Messaggio  Eugenio il Lun Nov 24, 2008 6:21 pm

Una mia prozia (si parla dei primi anni del novecento) aveva un negozio e insieme con altre due sue amiche che avevano la bottega nella stessa strada erano solite andare una volta all’anno a fare una gita di un giorno. Un anno scelsero come meta un paesino delle colline toscane. Giunta l’ora di pranzo, nell’ordinare il pasto, una di loro rivolgendosi alla padrona della trattoria disse: ”Mi raccomando, serva bene questa nostra amica perché aspetta famiglia”. Non era vero, ma tutte e tre erano famose per il loro umorismo. La trattrice in perfetto toscano rispose: ”Oh! Davvero? Aspetta un bimbino?” e mia zia: “Sì, sì aspetto un bibbino” e lì tutte e tre le amiche scoppiarono a ridere; infatti in genovese “bibbin” è il tacchino. La signora toscana non capiva il motivo di tanto ridere e proseguì: “E per quando lo aspetta?”; la risposta non si fece attendere: “ per Natale” e lì si misero letteralmente pancia a terra a sbellicarsi dalle risate.

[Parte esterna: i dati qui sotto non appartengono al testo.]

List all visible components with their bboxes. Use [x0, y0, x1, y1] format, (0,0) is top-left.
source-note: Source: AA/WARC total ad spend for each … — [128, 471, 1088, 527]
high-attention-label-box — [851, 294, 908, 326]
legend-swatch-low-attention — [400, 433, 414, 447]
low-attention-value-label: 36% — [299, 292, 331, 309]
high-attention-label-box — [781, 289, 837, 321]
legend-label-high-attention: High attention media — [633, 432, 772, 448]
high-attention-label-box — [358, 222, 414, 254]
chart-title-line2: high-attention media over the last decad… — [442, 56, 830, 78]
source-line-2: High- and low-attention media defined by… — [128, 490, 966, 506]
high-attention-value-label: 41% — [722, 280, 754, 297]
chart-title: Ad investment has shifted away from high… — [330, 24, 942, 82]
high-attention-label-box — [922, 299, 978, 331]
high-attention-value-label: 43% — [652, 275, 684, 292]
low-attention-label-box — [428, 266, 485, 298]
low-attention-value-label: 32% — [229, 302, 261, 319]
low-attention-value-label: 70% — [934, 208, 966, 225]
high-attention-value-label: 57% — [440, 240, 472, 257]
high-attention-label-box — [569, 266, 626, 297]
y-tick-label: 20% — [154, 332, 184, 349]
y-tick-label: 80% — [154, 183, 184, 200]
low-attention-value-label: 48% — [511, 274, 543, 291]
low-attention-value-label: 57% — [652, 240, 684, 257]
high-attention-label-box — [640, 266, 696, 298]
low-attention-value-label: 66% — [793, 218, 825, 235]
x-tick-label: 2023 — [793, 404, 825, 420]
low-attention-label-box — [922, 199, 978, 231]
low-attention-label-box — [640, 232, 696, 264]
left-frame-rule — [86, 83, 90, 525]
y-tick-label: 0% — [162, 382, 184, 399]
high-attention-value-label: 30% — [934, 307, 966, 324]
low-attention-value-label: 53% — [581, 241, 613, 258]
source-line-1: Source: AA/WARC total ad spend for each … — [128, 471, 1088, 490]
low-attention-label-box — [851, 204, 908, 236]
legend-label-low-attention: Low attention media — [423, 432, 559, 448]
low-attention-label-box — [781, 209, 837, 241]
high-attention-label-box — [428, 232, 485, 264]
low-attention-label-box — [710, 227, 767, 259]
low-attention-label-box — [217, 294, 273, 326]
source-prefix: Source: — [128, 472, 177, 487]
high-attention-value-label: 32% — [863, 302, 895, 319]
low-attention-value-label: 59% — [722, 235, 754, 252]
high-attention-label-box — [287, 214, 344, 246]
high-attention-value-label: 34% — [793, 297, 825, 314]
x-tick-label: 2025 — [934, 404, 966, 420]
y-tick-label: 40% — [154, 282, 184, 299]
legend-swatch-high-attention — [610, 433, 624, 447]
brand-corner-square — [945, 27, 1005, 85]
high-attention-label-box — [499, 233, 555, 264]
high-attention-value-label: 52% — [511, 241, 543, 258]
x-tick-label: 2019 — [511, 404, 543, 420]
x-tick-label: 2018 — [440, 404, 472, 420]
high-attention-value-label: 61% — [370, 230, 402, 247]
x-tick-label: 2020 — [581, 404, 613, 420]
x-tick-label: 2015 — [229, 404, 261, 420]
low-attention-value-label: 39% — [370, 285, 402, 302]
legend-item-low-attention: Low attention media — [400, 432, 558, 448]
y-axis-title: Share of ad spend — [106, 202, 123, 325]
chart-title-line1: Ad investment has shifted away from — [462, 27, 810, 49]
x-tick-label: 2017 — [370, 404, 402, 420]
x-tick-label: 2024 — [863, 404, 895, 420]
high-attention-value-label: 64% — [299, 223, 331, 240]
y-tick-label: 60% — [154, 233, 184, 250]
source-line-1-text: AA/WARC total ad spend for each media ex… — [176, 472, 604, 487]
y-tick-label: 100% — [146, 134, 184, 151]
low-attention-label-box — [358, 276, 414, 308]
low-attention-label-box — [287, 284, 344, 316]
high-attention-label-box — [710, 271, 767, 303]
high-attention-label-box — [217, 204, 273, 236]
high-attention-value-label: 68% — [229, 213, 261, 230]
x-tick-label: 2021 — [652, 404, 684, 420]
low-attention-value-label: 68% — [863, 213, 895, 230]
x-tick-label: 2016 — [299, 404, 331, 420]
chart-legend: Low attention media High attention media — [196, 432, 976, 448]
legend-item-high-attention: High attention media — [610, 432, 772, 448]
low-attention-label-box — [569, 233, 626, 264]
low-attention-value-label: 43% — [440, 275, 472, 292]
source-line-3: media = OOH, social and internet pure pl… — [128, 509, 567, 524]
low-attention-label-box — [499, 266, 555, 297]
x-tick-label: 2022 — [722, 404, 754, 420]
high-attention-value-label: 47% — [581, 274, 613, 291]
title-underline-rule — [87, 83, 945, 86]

La famosa filastrocca canta infatti:

A Natale se mangia u bibbin
cu-i bescoetti tuccae int’u vin.
L’è chì Natale,
saasisse e maccaruin, broddu de carne.
Carne de porcu
mangine pocu
carne de bè
mangine assae.

Che tradotta dice: A Natale si mangia il tacchino coi biscotti intinti nel vino. E' arrivato Natale: salsicce e maccheroni, brodo di carne. Carne di maiale mangiane poca, carne ovina mangiane assai.